Net lending to UK businesses will fall back and stagnate over 2018 and 2019, before slowly climbing back up again at the end of the decade – that’s according to Big Four auditor EY.
In its new Outlook for Financial Services: summer 2017 report, EY’s special Independent Treasury Economic Model (ITEM) Club points out that, despite exceeding many forecasters’ expectations in H2 2016, economic growth has put in a weaker performance since the beginning of this year.
GDP expanded by 0.3% in the first quarter of 2017, compared to 0.7% in Q4 last year.
While the rate of expansion appears to have picked up in Q2 2017, “headwinds from elevated inflation and political uncertainty point to a relatively sluggish period of economic growth, by historical standards”.
As such, EY expects that lending to businesses will roll back marginally from £425bn this year to £424bn next year, before gradually climbing to £427bn in 2019 and then £435bn in 2020.
Published in partnership with think tank Oxford Economics, the report says: “Although business investment rose in Q1 2017, the increase was modest and followed a sharp fall at the end of 2016, with Brexit-related uncertainty potentially playing a role in this weakness.”
It explains: “This year, record corporate profitability, low interest rates on corporate borrowing and companies’ high level of cash balances offer some reasons to be optimistic.
“But headwinds from the weaker consumer spending power, and uncertainty stemming from the UK’s ultimate Brexit destination, mean that we still expect investment to broadly stagnate this year and next.
“However, the assumption of a more transitional Brexit deal points to a bounce-back from 2019 onwards.”
Meanwhile, the report notes, “the conclusion of the Bank of England’s programme of corporate bond purchases in April, and the removal of the support this offered to the bond market, should reduce the relative attractiveness of bond finance and may see some shift in business financing towards bank loans.
“Interest rates on corporate lending being at historically low levels should also support demand for bank financing relative to bonds. The average interest rate on a new corporate loan was just under 2.4% in April compared to 2.8% 12 months earlier and almost 7% just before the financial crisis struck.”
It adds: “Since our last forecast, we have factored in a transitional Brexit deal, and that means that the outlook for business lending is positive. The stock of lending to firms is forecast to rise 4.4% this year compared to 4.9% in 2016, before stagnating in 2018.”

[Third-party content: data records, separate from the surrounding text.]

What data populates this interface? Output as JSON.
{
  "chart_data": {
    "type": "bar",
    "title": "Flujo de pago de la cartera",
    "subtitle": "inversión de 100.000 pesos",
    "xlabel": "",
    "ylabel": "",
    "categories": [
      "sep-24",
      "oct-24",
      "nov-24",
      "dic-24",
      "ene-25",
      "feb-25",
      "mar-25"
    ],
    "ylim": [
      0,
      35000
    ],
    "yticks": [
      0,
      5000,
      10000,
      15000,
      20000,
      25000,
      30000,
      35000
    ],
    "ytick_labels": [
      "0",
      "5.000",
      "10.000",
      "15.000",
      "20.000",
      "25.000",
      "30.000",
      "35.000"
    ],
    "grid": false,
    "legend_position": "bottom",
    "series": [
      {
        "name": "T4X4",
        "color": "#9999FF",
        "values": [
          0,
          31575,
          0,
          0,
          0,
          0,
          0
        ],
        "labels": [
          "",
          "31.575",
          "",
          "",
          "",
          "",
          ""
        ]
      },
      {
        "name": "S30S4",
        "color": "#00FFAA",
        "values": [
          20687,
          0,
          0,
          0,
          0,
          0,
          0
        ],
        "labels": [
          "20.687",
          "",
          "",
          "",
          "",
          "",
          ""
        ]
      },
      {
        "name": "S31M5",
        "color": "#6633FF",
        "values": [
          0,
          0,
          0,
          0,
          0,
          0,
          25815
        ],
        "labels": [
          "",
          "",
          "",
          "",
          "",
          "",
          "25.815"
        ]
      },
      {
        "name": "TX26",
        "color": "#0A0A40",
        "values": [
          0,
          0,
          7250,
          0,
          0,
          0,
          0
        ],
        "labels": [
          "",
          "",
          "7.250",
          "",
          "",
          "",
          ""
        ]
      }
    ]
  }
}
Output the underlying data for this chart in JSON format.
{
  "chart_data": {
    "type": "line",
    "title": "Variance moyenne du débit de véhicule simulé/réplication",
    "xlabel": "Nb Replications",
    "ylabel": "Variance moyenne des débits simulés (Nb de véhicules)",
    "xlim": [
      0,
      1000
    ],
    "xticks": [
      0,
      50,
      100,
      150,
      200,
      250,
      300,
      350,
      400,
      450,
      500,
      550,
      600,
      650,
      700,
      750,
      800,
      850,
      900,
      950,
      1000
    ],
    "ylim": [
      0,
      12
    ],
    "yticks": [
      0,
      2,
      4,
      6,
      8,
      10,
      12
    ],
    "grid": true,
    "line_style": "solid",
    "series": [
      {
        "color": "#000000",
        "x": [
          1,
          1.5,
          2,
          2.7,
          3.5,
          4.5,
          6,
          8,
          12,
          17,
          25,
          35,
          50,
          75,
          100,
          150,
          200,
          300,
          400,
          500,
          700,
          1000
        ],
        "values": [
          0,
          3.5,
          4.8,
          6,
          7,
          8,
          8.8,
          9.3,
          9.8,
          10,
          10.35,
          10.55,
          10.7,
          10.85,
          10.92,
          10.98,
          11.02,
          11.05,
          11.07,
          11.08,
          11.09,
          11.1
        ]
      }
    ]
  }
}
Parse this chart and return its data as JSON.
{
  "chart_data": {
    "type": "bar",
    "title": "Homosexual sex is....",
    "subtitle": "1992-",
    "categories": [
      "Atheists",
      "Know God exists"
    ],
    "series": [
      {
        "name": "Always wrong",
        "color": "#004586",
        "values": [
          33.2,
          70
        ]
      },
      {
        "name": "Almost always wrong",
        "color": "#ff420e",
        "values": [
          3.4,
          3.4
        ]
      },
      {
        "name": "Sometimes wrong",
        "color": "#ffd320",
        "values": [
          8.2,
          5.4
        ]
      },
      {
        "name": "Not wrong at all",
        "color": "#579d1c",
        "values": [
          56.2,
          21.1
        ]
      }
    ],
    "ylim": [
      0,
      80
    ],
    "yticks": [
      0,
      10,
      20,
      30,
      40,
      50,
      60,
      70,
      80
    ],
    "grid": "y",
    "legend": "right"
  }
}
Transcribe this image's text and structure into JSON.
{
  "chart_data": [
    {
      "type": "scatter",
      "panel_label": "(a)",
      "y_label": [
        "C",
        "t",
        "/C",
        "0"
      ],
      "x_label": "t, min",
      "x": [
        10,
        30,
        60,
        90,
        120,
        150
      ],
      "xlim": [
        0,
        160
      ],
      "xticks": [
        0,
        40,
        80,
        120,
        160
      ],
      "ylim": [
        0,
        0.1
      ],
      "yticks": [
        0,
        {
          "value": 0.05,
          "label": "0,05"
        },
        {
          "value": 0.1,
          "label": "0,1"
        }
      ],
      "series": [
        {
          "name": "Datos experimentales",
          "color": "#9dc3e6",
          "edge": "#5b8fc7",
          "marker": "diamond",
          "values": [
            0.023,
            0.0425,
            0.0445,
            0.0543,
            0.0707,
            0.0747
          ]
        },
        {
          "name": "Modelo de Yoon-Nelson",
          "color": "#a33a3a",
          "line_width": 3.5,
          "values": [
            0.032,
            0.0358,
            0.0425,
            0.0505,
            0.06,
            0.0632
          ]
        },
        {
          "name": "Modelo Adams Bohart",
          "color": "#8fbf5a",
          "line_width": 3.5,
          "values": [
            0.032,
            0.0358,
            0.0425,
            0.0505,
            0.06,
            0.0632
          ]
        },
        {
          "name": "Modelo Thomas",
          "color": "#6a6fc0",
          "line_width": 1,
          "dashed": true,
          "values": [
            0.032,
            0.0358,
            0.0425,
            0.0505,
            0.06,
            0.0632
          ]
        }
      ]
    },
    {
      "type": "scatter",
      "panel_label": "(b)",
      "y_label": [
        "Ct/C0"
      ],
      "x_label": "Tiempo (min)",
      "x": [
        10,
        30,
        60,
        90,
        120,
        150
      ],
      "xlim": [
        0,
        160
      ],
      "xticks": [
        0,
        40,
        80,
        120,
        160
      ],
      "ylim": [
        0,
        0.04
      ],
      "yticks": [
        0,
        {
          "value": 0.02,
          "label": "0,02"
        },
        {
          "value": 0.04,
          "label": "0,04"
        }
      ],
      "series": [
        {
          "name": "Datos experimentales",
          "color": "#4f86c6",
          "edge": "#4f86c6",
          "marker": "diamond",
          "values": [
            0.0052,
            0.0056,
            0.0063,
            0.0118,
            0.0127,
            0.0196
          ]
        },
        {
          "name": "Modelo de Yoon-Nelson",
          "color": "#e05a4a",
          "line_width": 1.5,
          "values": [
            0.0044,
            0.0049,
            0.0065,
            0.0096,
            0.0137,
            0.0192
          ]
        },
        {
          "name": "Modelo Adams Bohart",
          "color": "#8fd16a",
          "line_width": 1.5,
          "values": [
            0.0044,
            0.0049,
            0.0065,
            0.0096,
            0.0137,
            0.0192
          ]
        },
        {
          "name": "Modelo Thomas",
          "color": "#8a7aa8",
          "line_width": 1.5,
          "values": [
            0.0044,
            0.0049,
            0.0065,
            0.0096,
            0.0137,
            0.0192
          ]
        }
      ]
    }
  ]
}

In a statement, EY UK financial services managing partner Omar Ali said: “Even modelling for a Brexit transitional deal, the outlook for 2018 remains tough for financial services as the impact of higher inflation is felt by households up and down the country.
“Business lending, mortgage lending and general insurance look set to be the hardest hit. Despite warnings from the Bank of England and some high-street lenders, the only type of lending that is expected to grow in 2018 is consumer credit.
“A return to mortgage and business lending growth is forecast for the latter stages of the decade, but this does depend on the right deal being struck with Europe.”